Dreams feature prominently in Five Wounds, where they are prophetic messages, as they are in the Bible. 

I want to draw attention to the passage below on p. 300 of Freud's Interpreting Dreams (in the new translation by J. A. Underwood), referring to what Strachey had previously translated as 'overdetermination' in the dream-work, rendered by Underwood as 'multiple determination':

Each element of the dream-content turns out to be multiply determined - represented in the dream-thoughts several times. .... So I see what sort of relationship exists between dream-content and dream-thoughts: not only are the elements of the dream determined several times by dream-thoughts: individual dream-thoughts are also represented in the dream by several elements.

No doubt the same principle underlies all imaginative writing, as Freud states explicitly on p. 279:

Like every neurotic symptom, in fact (like dream itself, which is capable of repeated interpretation, at a deeper and deeper level - even requires it if the dream in question is to be understood), every genuine poetic creation will also have proceeded from more than one motive and more than one stimulus in the poet's mind and admit of more than one interpretation.

The principle of multiple determination is, however, particularly useful for interpreting internal relationships between textual and visual elements in a multi-modal text, such as Five Wounds, which also (perhaps not coincidentally) includes numerous accounts of dreams.

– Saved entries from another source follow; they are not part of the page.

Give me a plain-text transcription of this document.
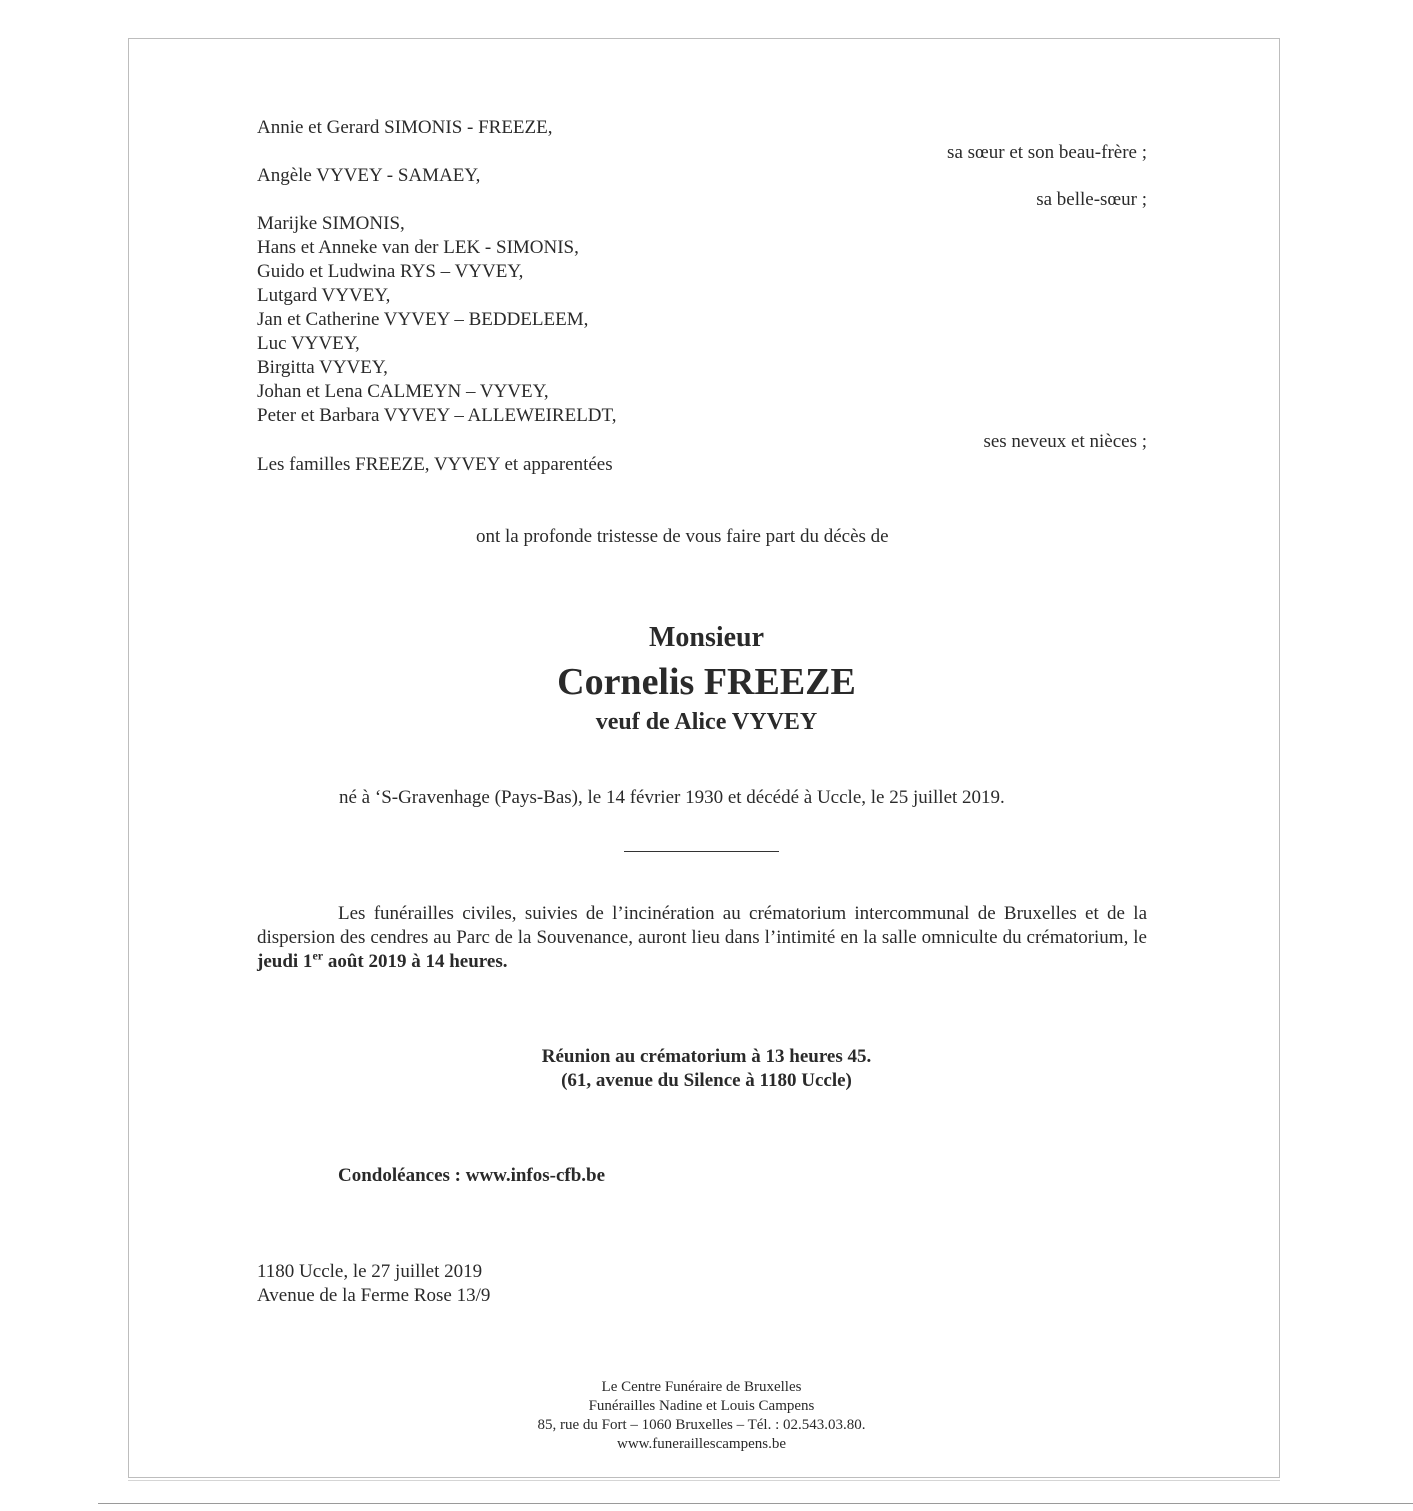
Annie et Gerard SIMONIS - FREEZE,
sa sœur et son beau-frère ;
Angèle VYVEY - SAMAEY,
sa belle-sœur ;
Marijke SIMONIS,
Hans et Anneke van der LEK - SIMONIS,
Guido et Ludwina RYS – VYVEY,
Lutgard VYVEY,
Jan et Catherine VYVEY – BEDDELEEM,
Luc VYVEY,
Birgitta VYVEY,
Johan et Lena CALMEYN – VYVEY,
Peter et Barbara VYVEY – ALLEWEIRELDT,
ses neveux et nièces ;
Les familles FREEZE, VYVEY et apparentées
ont la profonde tristesse de vous faire part du décès de
Monsieur
Cornelis FREEZE
veuf de Alice VYVEY
né à ‘S-Gravenhage (Pays-Bas), le 14 février 1930 et décédé à Uccle, le 25 juillet 2019.
Les funérailles civiles, suivies de l’incinération au crématorium intercommunal de Bruxelles et de la dispersion des cendres au Parc de la Souvenance, auront lieu dans l’intimité en la salle omniculte du crématorium, le jeudi 1er août 2019 à 14 heures.
Réunion au crématorium à 13 heures 45.
(61, avenue du Silence à 1180 Uccle)
Condoléances : www.infos-cfb.be
1180 Uccle, le 27 juillet 2019
Avenue de la Ferme Rose 13/9
Le Centre Funéraire de Bruxelles
Funérailles Nadine et Louis Campens
85, rue du Fort – 1060 Bruxelles – Tél. : 02.543.03.80.
www.funeraillescampens.be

In fact, I didn't read Interpreting Dreams while composing Five Wounds. I should have - and I even bought a copy at the time, but it lay unread on my shelves while I was revising the novel. The role of dreaming in Five Wounds is therefore influenced more by early modern ideas on prophecy and divination. In fact, it was one of Freud's major insights that the meaning of dreams could be found in the dreamer's past rather than her future (p. 636):

For it is from the past that dream springs - in every sense. Granted, even the age-old belief that dreams show us the future is not wholly without truth-content. By showing us a wish as having been fulfilled, dream does in fact lead us into the future; however, the future that the dreamer takes as present is moulded by the indestructible wish into a mirror of that past.

As an additional point, I note that Interpreting Dreams uses a metaphor I thought I'd invented for the introduction to the 'The Art of Grief' (an autobiographical essay that provides several unattributed quotations in Five Wounds, and therefore relates to the novel as latent content relates to manifest content in a dream). On pp. 508-9 of Interpreting Dreams, Freud writes (in a variation of the archaeological metaphor for analysis of which he was so fond):

Like dreams, [daydreams] are wish-fulfilments; like dreams, they are largely based on the impressions of childhood experiences; like dreams, they enjoy a certain relaxation of censorship as regards their creations. Looking closely at how they are put together, one becomes aware of how the wish-motive that operates in their production, seizing the material of which they are constructed, has jumbled that material up, rearranged it and assembled it to form a fresh whole. To the childhood recollections to which they hark back, they stand in something like the same relationship as some of Rome's baroque palaces stand to the classical ruins whose columns and dressed stones provided the materials for their reconstruction in modern forms.

I would argue that in it, the unconscious is structured, not like a language (as Lacan famously insisted), or like an image (as Freud states explicitly within Interpreting Dreams), but rather, like a comic strip – or an illustrated novel.